At the helm of the campaign since 2002, Kapur believes that the drive against polio must now ensure to “keep immunisation levels high so that even if the virus re-enters the country, our children aren’t harmed.”
“There must be complete readiness to treat every polio case that might emerge as an emergency. States must be equipped to do a large-scale mop up so that the virus does not spread locally,” he said.
But some activists say the focus on eradicating polio has come at a huge cost and other critical health issues have been ignored.
“We have ignored cases of acute flaccid paralysis. In the last 13 months, India has reported 53,563 cases of NPAFP (non-polio acute flaccid paralysis) at a national rate of 12 per 100,000 children. This is much above the WHO benchmarks of two per 100,000 cases of immunisation,” points out Dr Gopal Dabade, a member of the All India Drug Action Network.

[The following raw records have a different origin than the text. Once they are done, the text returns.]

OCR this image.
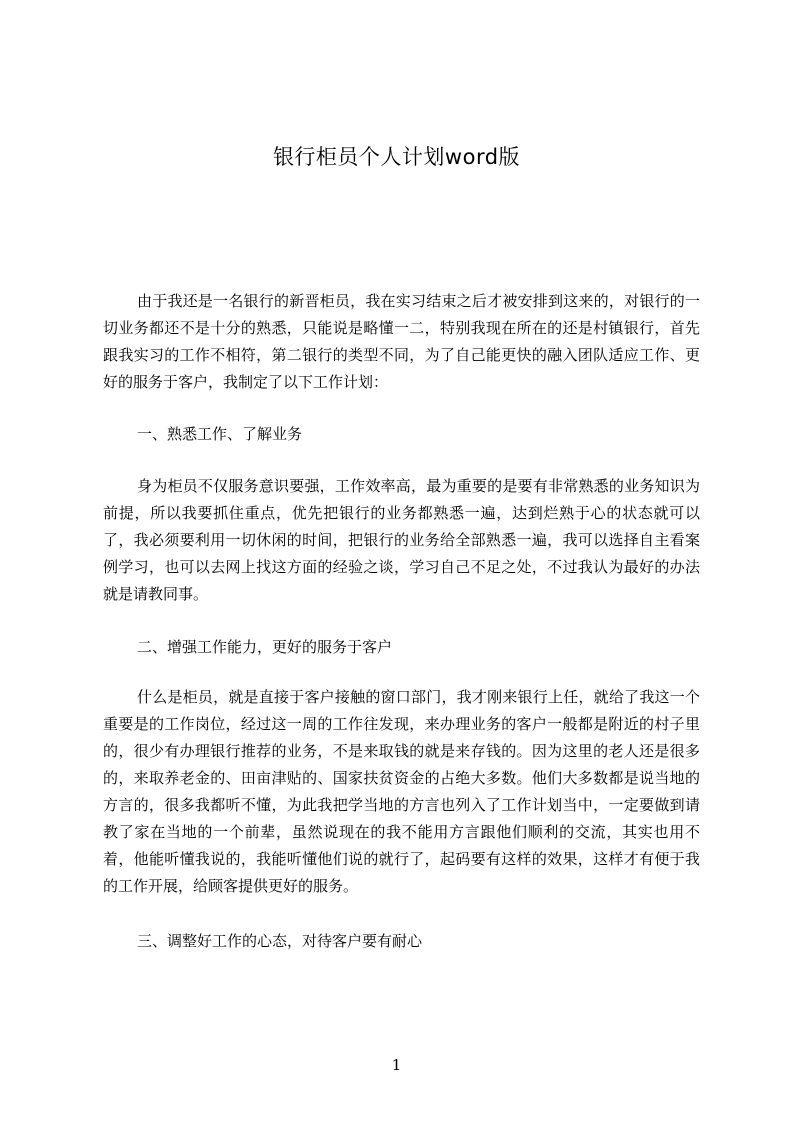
银行柜员个人计划word版

由于我还是一名银行的新晋柜员，我在实习结束之后才被安排到这来的，对银行的一切业务都还不是十分的熟悉，只能说是略懂一二，特别我现在所在的还是村镇银行，首先跟我实习的工作不相符，第二银行的类型不同，为了自己能更快的融入团队适应工作、更好的服务于客户，我制定了以下工作计划：

一、熟悉工作、了解业务

身为柜员不仅服务意识要强，工作效率高，最为重要的是要有非常熟悉的业务知识为前提，所以我要抓住重点，优先把银行的业务都熟悉一遍，达到烂熟于心的状态就可以了，我必须要利用一切休闲的时间，把银行的业务给全部熟悉一遍，我可以选择自主看案例学习，也可以去网上找这方面的经验之谈，学习自己不足之处，不过我认为最好的办法就是请教同事。

二、增强工作能力，更好的服务于客户

什么是柜员，就是直接于客户接触的窗口部门，我才刚来银行上任，就给了我这一个重要是的工作岗位，经过这一周的工作往发现，来办理业务的客户一般都是附近的村子里的，很少有办理银行推荐的业务，不是来取钱的就是来存钱的。因为这里的老人还是很多的，来取养老金的、田亩津贴的、国家扶贫资金的占绝大多数。他们大多数都是说当地的方言的，很多我都听不懂，为此我把学当地的方言也列入了工作计划当中，一定要做到请教了家在当地的一个前辈，虽然说现在的我不能用方言跟他们顺利的交流，其实也用不着，他能听懂我说的，我能听懂他们说的就行了，起码要有这样的效果，这样才有便于我的工作开展，给顾客提供更好的服务。

三、调整好工作的心态，对待客户要有耐心

1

“The polio infrastructure in the country has hijacked every other health concern that is plaguing the country. During the months of the polio drives every other health issue remains ignored. For example, if a child were to be bitten by a snake during that time, it would be hard to find emergency care for it.”
While the country seems to have won against polio, sobering statistics in other health-related areas prove that the health situation in the country is far from ideal.
The United Nations Population Fund says that India still tops the global Maternal Mortality Rate and accounts for nearly a third of maternal deaths globally, along with Nigeria.